Apply feature engineering

def apply_feature_engineering(df: pd.DataFrame, encoders: Dict[str, LabelEncoder]) -> pd.DataFrame:
    encoded: pd.DataFrame = (df.pipe(apply_label_encoders, encoders).pipe(time_component_encoding))[0]
    return encoded.pipe(fill_nan_with_average, list(encoders.keys())).pipe(remove_datetime_columns)

# ... snipped ...

        df = apply_feature_engineering(sanitized_df, model_info.encoders)

Most of the things you are doing here are exactly the same as the feature_engineering part, except here you need to make sure you sanitize your dataframe properly.

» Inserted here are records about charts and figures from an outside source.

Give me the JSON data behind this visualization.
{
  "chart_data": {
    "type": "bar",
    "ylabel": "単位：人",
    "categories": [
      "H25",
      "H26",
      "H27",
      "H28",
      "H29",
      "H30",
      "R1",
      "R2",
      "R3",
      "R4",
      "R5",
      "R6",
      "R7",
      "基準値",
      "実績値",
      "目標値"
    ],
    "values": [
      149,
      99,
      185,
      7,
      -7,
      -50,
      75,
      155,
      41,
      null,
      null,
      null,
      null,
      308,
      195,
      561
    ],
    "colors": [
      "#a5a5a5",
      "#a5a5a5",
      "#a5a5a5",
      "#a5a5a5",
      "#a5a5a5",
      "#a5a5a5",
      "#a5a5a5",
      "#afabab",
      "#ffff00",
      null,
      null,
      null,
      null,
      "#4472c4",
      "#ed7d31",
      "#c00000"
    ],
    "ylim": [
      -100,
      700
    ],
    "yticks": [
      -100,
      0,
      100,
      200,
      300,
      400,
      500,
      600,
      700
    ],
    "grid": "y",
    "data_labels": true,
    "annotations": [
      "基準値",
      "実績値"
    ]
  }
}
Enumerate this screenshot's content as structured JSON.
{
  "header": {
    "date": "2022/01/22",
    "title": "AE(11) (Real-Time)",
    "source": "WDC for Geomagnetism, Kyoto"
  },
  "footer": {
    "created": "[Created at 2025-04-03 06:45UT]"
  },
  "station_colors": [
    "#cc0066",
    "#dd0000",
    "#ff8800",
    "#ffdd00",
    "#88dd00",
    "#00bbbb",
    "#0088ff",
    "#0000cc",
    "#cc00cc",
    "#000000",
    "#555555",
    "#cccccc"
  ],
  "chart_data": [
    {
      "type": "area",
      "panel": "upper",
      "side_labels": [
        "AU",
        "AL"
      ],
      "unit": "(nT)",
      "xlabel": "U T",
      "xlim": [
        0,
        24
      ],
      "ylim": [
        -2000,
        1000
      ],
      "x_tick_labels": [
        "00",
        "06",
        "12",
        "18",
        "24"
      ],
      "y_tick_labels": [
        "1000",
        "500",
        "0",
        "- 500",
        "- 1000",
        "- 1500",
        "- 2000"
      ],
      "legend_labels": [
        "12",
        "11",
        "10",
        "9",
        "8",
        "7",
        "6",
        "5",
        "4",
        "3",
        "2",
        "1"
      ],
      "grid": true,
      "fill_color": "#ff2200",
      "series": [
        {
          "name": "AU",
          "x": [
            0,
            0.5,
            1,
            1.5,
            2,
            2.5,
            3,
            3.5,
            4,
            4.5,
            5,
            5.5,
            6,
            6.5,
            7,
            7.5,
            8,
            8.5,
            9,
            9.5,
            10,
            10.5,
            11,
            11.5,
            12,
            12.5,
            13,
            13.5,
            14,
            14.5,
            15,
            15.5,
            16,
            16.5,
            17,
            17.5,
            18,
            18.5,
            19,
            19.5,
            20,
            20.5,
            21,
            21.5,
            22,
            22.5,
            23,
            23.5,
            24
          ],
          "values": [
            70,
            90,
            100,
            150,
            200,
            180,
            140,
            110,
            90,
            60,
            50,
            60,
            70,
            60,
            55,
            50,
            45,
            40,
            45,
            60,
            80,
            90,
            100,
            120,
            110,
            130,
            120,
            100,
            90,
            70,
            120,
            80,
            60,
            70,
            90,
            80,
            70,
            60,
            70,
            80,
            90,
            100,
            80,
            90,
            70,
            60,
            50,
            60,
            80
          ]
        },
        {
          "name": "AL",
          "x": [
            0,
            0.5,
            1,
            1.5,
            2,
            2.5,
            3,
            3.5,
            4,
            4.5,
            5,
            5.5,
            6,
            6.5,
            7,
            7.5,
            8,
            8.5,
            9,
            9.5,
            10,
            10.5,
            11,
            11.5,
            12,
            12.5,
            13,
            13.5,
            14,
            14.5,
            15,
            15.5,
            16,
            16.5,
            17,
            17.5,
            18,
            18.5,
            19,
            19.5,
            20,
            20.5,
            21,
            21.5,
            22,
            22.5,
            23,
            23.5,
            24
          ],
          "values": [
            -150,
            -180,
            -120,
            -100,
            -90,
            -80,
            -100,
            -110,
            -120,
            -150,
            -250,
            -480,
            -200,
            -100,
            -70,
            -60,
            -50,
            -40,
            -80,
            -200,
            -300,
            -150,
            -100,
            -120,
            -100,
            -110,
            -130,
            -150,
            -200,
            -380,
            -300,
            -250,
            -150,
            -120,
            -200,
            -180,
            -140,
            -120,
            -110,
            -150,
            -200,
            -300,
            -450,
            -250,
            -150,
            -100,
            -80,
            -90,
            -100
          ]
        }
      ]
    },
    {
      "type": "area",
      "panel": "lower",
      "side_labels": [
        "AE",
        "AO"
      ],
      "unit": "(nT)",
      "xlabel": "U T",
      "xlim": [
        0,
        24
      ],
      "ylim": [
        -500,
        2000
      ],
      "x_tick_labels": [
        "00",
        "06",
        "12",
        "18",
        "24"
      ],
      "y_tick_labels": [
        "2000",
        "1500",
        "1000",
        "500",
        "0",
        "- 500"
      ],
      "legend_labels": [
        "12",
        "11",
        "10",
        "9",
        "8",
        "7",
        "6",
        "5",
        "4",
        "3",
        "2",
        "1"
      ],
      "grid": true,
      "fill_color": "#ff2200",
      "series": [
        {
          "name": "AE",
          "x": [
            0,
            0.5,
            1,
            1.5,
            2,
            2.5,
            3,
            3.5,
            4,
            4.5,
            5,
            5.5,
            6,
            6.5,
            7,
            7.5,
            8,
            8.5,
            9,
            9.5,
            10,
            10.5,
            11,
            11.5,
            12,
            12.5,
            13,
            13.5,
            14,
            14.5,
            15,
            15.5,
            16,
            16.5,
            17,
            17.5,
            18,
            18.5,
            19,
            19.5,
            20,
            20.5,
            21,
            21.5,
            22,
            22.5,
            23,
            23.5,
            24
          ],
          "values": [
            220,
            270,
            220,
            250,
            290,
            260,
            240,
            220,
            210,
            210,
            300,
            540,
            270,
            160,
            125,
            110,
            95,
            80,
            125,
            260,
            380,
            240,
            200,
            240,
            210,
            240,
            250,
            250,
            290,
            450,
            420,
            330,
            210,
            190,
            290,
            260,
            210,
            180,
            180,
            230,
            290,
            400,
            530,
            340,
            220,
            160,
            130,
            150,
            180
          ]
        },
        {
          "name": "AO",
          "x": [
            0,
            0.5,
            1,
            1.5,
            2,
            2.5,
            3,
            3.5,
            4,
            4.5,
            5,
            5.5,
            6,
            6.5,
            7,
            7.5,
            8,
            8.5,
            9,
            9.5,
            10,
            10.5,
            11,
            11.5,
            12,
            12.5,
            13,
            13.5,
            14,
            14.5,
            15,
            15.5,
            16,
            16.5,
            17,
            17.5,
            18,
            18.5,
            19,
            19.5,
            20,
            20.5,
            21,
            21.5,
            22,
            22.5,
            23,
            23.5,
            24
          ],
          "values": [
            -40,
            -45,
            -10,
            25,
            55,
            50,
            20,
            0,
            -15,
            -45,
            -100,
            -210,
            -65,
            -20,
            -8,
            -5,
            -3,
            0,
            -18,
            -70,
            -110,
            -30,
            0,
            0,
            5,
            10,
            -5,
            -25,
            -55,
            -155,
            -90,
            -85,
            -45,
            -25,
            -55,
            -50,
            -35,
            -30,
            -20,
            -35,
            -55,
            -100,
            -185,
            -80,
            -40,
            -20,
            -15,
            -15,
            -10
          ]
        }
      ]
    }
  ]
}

Sanitize the result properly

Consider the following training dataframe, where there is only 1 column:

column
foo
bar
baz

Then after the column has been label encoded, the result becomes:

column
0
1
2

Where foo gets encoded to 0, bar becomes 1, and baz becomes 2.

However, if the prediction dataframe contains a value never seen during training, the encoder will not be able to deduce which label it should encode the value to, and will return a NaN. For example, consider the below dataframe:

column
bar
quax
bar
foo

After we apply our encoder, the result is:

column
1
nan
1
0

If your machine learning algorithm cannot handle NaN properly, then after you've applied the feature engineering encoders there is no way for the algorithm to perform prediction.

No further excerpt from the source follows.